Going to preface this whole thing with two notes:
- I'm not really a good writer, nor do I really care that much. This is meant to be a creative outlet
- This is not AI slop so..
The other week I ran into a gnarly (for me) cascading failure problem while on call at my job. Started off with an alert that a health check failed for a scheduled ETL job that essentially syncs two tables in two separate databases. We look at the rows sent to us that we don't have record of and create them, we look at rows we also have record of and update those, and then we look at rows we have that aren't in the file sent over to us, and we delete those.
What could go wrong?
The Initial Failure
I started off with logs and saw this job is running, but not to completion. I went nowhere for a few minutes, so I started looking for recent PRs and found a recent database migration to add some new columns. After looking at the behavior of the failing job, I piece together that because of the new columns added, the update operation now thinks the diff of rows to update is.. the entire table. Their file has values for all of the columns, and we're missing values for a few of them in every row.
Next came a backfill to ensure that the diff was smaller so that the job would run to completion but the next problem had already been festering for 24 hours.
The Cascade
The backfill was fine, but I noticed logs indicating this job was running way more than expected. This job was actually running in a kafka consumer, so looking at our queue I could clearly see more messages than expected on the main topic, but some of them were days old. Had a pretty tough time figuring out why these were there, and noticed that the retry queue was getting bigger and bigger as well. After some toil and grasping at straws. It finally dawned on me that the offsets just weren't committing. Finally had a thread to pull.
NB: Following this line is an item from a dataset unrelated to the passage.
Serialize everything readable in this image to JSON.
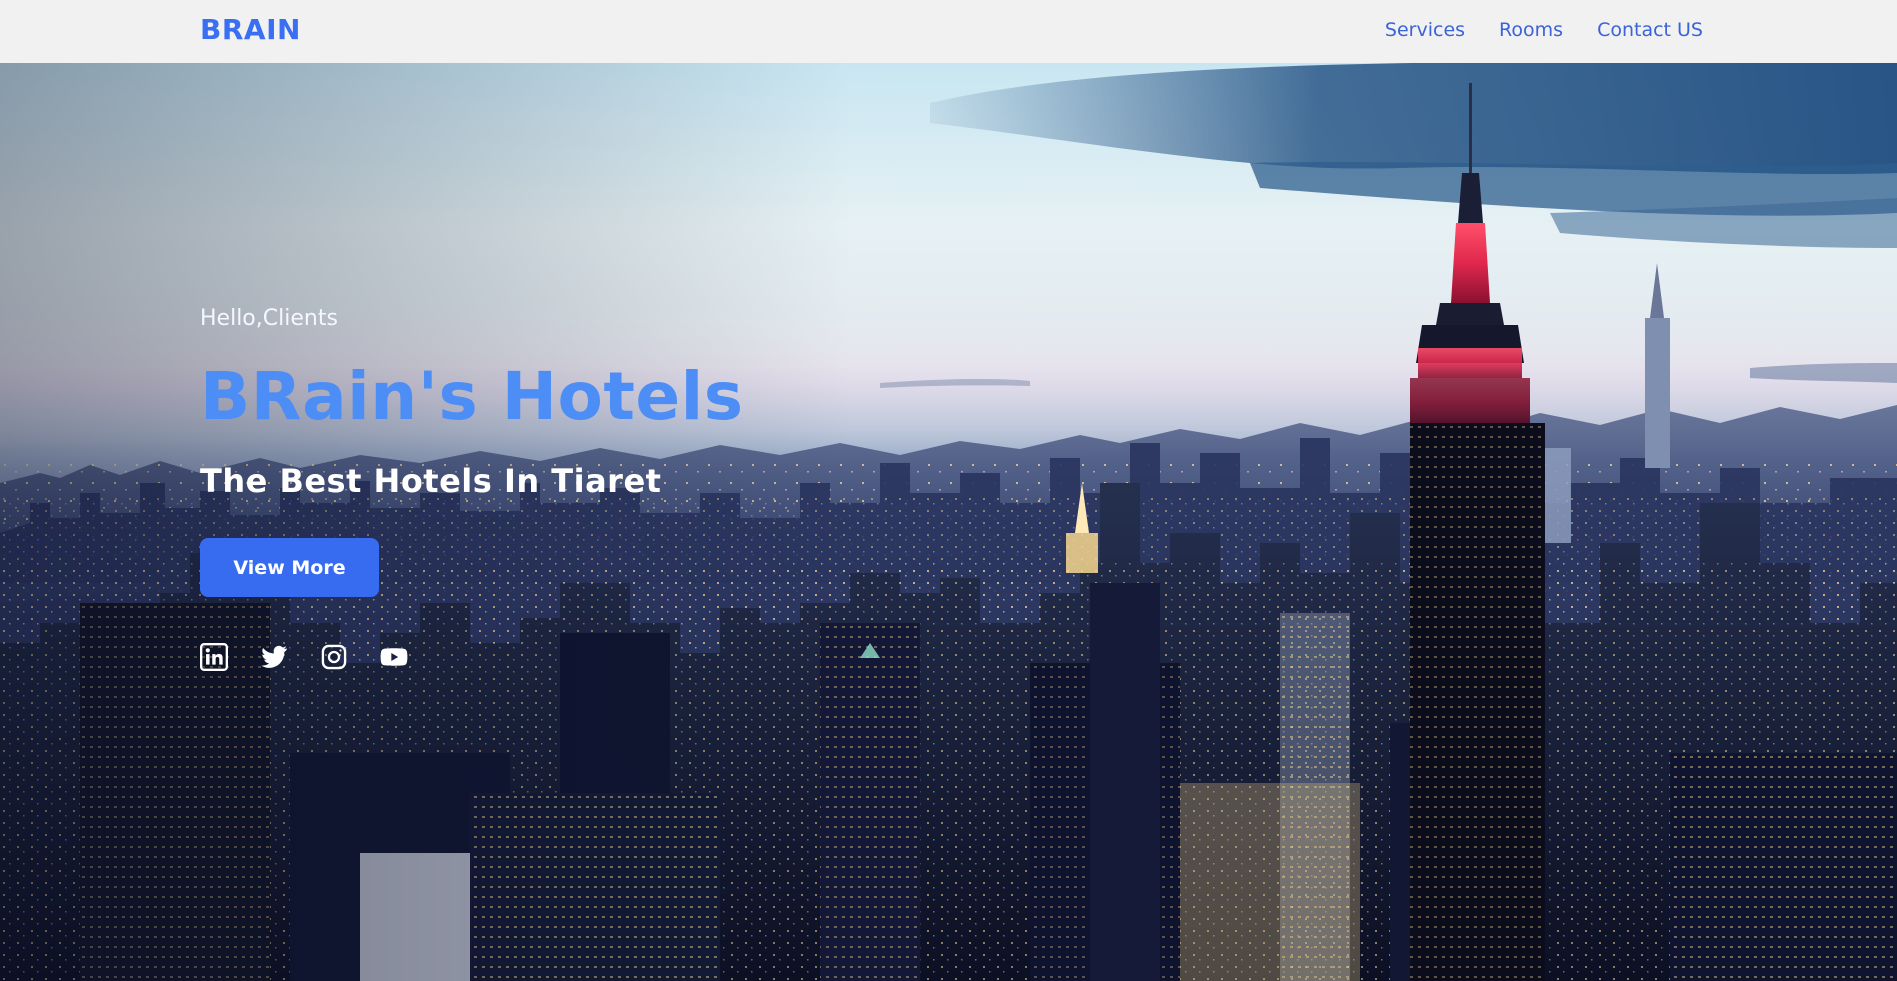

This turned out to be pretty easy to confirm by loosening a log search across all of our consumer pods and just looking for any error. Thankfully I also had a few error traces to start from as well and got sifted through our libraries. The source code of our ruby-kafka gem gave clarity to the whole situation.
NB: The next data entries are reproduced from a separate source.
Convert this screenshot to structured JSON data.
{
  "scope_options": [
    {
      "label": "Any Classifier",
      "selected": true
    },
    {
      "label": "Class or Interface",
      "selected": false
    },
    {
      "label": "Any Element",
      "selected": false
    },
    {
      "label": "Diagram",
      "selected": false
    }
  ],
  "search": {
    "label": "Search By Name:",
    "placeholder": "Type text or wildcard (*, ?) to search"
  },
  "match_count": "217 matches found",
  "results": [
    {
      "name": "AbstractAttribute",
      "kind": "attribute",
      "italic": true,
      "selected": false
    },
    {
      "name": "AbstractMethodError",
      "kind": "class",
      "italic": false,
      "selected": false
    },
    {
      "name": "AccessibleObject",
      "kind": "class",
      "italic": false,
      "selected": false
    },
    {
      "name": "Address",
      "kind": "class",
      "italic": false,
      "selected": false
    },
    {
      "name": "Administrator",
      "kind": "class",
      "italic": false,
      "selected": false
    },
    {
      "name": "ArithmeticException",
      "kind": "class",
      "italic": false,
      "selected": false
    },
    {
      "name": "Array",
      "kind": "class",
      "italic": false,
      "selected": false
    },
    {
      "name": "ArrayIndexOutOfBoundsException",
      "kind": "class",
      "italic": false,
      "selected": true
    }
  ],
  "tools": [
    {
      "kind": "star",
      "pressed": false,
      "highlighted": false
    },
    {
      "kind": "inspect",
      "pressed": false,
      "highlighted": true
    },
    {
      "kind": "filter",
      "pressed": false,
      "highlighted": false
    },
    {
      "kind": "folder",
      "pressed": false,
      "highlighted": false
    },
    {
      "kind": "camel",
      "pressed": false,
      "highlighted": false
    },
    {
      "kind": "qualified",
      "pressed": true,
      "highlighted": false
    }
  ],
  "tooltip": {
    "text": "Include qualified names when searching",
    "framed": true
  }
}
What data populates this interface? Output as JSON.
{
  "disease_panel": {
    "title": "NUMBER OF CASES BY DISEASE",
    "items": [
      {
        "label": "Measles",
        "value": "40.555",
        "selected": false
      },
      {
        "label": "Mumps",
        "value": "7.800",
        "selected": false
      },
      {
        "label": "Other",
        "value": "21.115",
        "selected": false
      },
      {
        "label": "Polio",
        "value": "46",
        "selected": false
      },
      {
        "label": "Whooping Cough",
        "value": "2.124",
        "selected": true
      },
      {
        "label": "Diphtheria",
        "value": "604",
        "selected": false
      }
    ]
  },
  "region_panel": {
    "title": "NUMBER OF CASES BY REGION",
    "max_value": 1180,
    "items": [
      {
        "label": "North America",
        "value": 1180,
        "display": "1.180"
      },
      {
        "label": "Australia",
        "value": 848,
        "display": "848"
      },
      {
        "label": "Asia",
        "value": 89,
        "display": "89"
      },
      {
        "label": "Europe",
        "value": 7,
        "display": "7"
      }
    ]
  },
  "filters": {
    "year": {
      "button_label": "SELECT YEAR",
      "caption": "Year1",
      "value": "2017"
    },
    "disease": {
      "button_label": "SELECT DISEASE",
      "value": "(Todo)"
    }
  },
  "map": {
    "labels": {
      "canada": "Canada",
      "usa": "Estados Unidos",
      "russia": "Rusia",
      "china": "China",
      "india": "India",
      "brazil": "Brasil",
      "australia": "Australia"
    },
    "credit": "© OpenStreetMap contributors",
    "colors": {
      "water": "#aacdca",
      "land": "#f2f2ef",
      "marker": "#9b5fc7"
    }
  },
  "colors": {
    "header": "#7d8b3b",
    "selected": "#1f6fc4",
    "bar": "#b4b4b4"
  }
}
The job that was running had a 5 second timeout, at which point it would kick the consumer out of the consumer group, but that consumer was still running. Upon kicking the consumer out, the coordinator would also enqueue retries (5 of them lol!). Eventually the consumer that was kicked out would finish and try to commit its offset, but the group coordinator no longer recognized that member and so it did nothing. At-least-once guarantees bit us in the ass. A new consumer would get added to the group and would rinse and repeat. As time went on these topics grew and we kept trying to process various snapshots of this database out of order and in parallel when the system was designed to run every 6 hours in order.
The Fix
I moved the ETL to a sidekiq worker with no retries and we reset the offsets and all was fine. Thankfully, this ETL ensures that our DB is synced with the other party's as long as it runs to completion. There was also a gnarly query that was hanging which was a fun separate problem to solve. Funny enough an engineer I have a lot of respect for wrote it. Even funnier is that I approved it. Perhaps I had too much respect.
Takeaways
- The ruby-kafka gem we used is no longer maintained, and quite old. There are decisions there about message delivery guarantees that should probably be given to our internal libraries.. maybe. Idk.. not everyone understands the consequences of these types of decisions.
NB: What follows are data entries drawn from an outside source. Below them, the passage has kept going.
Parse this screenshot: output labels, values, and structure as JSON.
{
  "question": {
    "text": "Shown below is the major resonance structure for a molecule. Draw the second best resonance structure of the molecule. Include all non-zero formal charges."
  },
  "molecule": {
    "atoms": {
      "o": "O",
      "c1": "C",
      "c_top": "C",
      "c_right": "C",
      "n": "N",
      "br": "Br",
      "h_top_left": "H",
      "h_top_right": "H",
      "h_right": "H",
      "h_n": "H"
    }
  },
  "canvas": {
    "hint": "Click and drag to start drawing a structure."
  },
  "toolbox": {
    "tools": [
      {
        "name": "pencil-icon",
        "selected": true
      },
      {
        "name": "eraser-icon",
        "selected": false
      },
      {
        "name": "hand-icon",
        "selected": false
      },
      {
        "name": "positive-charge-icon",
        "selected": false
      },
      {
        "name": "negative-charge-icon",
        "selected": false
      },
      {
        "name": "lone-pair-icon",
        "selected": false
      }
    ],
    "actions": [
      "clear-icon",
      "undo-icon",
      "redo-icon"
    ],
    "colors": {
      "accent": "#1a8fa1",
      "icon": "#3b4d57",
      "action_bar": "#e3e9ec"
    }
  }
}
- Just should not do ETL within a consumer process. If I'm not mistaken Kafka is typically used for high throughput low latency message streaming. Don't think I'm that far off here. I ultimately decided to defer the ETL to a sidekiq worker which is a much better way to handle non-blocking long running processes that you want to guarantee run to completion.
- Really felt like the debt collector came here. A lot of smelly shit all at once surfaced. In my experience, I feel like engineers really like to talk about debt but seldom is the accumulated debt considered high-interest, and seldom does it bite you in the ass. Maybe that's a new concept.. "what is the interest rate of this debt?"